Senso dell’universalità
In altre parole, secondo Joseph Ratzinger “hanno ridestato in noi l’urgenza di una conversione all’amore. Alla lotta per la giustizia. E ci hanno fatto comprendere una necessità. Quella che nelle nostre comunità viva molto di più il senso dell’universalità. Della cattolicità della Chiesa“. Da Pontefice dedicò all’Africa un Sinodo dei vescovi. E due dei suoi più significativi viaggi apostolici all’estero. La visita in Benin. E quella in Camerun e Angola. “Le Chiese del terzo mondo hanno richiamato alla nostra attenzione quegli elementi profetici e familiari– disse da arcivescovo di Monaco di Baviera-. Quegli elementi, cioè, che arrischiavano di venir meno nella loro vivezza“. Il governo episcopale a Monaco fu, quindi, in tutto, preludio alla missione “africana” sul Soglio di Pietro.
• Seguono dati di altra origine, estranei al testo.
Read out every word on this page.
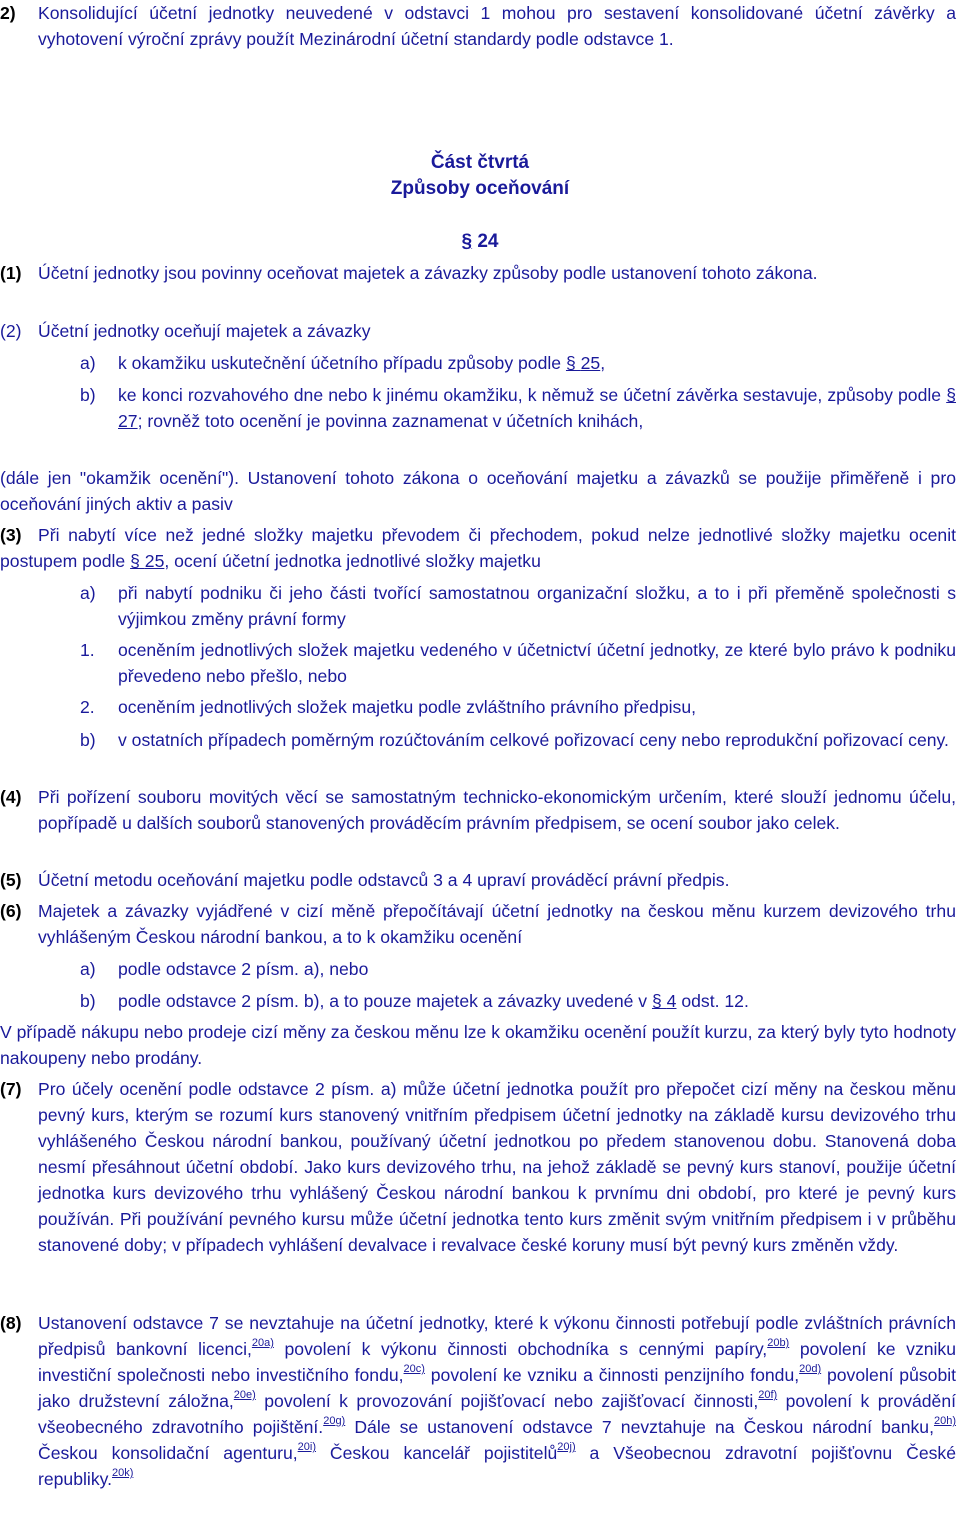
2)	Konsolidující účetní jednotky neuvedené v odstavci 1 mohou pro sestavení konsolidované účetní závěrky a vyhotovení výroční zprávy použít Mezinárodní účetní standardy podle odstavce 1.
Část čtvrtá
Způsoby oceňování
§ 24
(1) Účetní jednotky jsou povinny oceňovat majetek a závazky způsoby podle ustanovení tohoto zákona.
(2) Účetní jednotky oceňují majetek a závazky
a)	k okamžiku uskutečnění účetního případu způsoby podle § 25,
b)	ke konci rozvahového dne nebo k jinému okamžiku, k němuž se účetní závěrka sestavuje, způsoby podle § 27; rovněž toto ocenění je povinna zaznamenat v účetních knihách,
(dále jen "okamžik ocenění"). Ustanovení tohoto zákona o oceňování majetku a závazků se použije přiměřeně i pro oceňování jiných aktiv a pasiv
(3) Při nabytí více než jedné složky majetku převodem či přechodem, pokud nelze jednotlivé složky majetku ocenit postupem podle § 25, ocení účetní jednotka jednotlivé složky majetku
a)	při nabytí podniku či jeho části tvořící samostatnou organizační složku, a to i při přeměně společnosti s výjimkou změny právní formy
1.	oceněním jednotlivých složek majetku vedeného v účetnictví účetní jednotky, ze které bylo právo k podniku převedeno nebo přešlo, nebo
2.	oceněním jednotlivých složek majetku podle zvláštního právního předpisu,
b)	v ostatních případech poměrným rozúčtováním celkové pořizovací ceny nebo reprodukční pořizovací ceny.
(4) Při pořízení souboru movitých věcí se samostatným technicko-ekonomickým určením, které slouží jednomu účelu, popřípadě u dalších souborů stanovených prováděcím právním předpisem, se ocení soubor jako celek.
(5) Účetní metodu oceňování majetku podle odstavců 3 a 4 upraví prováděcí právní předpis.
(6) Majetek a závazky vyjádřené v cizí měně přepočítávají účetní jednotky na českou měnu kurzem devizového trhu vyhlášeným Českou národní bankou, a to k okamžiku ocenění
a)	podle odstavce 2 písm. a), nebo
b)	podle odstavce 2 písm. b), a to pouze majetek a závazky uvedené v § 4 odst. 12.
V případě nákupu nebo prodeje cizí měny za českou měnu lze k okamžiku ocenění použít kurzu, za který byly tyto hodnoty nakoupeny nebo prodány.
(7) Pro účely ocenění podle odstavce 2 písm. a) může účetní jednotka použít pro přepočet cizí měny na českou měnu pevný kurs, kterým se rozumí kurs stanovený vnitřním předpisem účetní jednotky na základě kursu devizového trhu vyhlášeného Českou národní bankou, používaný účetní jednotkou po předem stanovenou dobu. Stanovená doba nesmí přesáhnout účetní období. Jako kurs devizového trhu, na jehož základě se pevný kurs stanoví, použije účetní jednotka kurs devizového trhu vyhlášený Českou národní bankou k prvnímu dni období, pro které je pevný kurs používán. Při používání pevného kursu může účetní jednotka tento kurs změnit svým vnitřním předpisem i v průběhu stanovené doby; v případech vyhlášení devalvace i revalvace české koruny musí být pevný kurs změněn vždy.
(8) Ustanovení odstavce 7 se nevztahuje na účetní jednotky, které k výkonu činnosti potřebují podle zvláštních právních předpisů bankovní licenci,$^{20a)}$ povolení k výkonu činnosti obchodníka s cennými papíry,$^{20b)}$ povolení ke vzniku investiční společnosti nebo investičního fondu,$^{20c)}$ povolení ke vzniku a činnosti penzijního fondu,$^{20d)}$ povolení působit jako družstevní záložna,$^{20e)}$ povolení k provozování pojišťovací nebo zajišťovací činnosti,$^{20f)}$ povolení k provádění všeobecného zdravotního pojištění.$^{20g)}$ Dále se ustanovení odstavce 7 nevztahuje na Českou národní banku,$^{20h)}$ Českou konsolidační agenturu,$^{20i)}$ Českou kancelář pojistitelů$^{20j)}$ a Všeobecnou zdravotní pojišťovnu České republiky.$^{20k)}$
In Africa (come in altre Chiese giovani) la fede cristiana,
arrivata più di recente, ha favorito lo svilupparsi di una liturgia che risulta più vivace. Espressione di un desiderio di fare comunità più sentito. Con un ruolo dei catechisti e dei laici più sviluppato. Il futuro ha un cuore antico in Africa.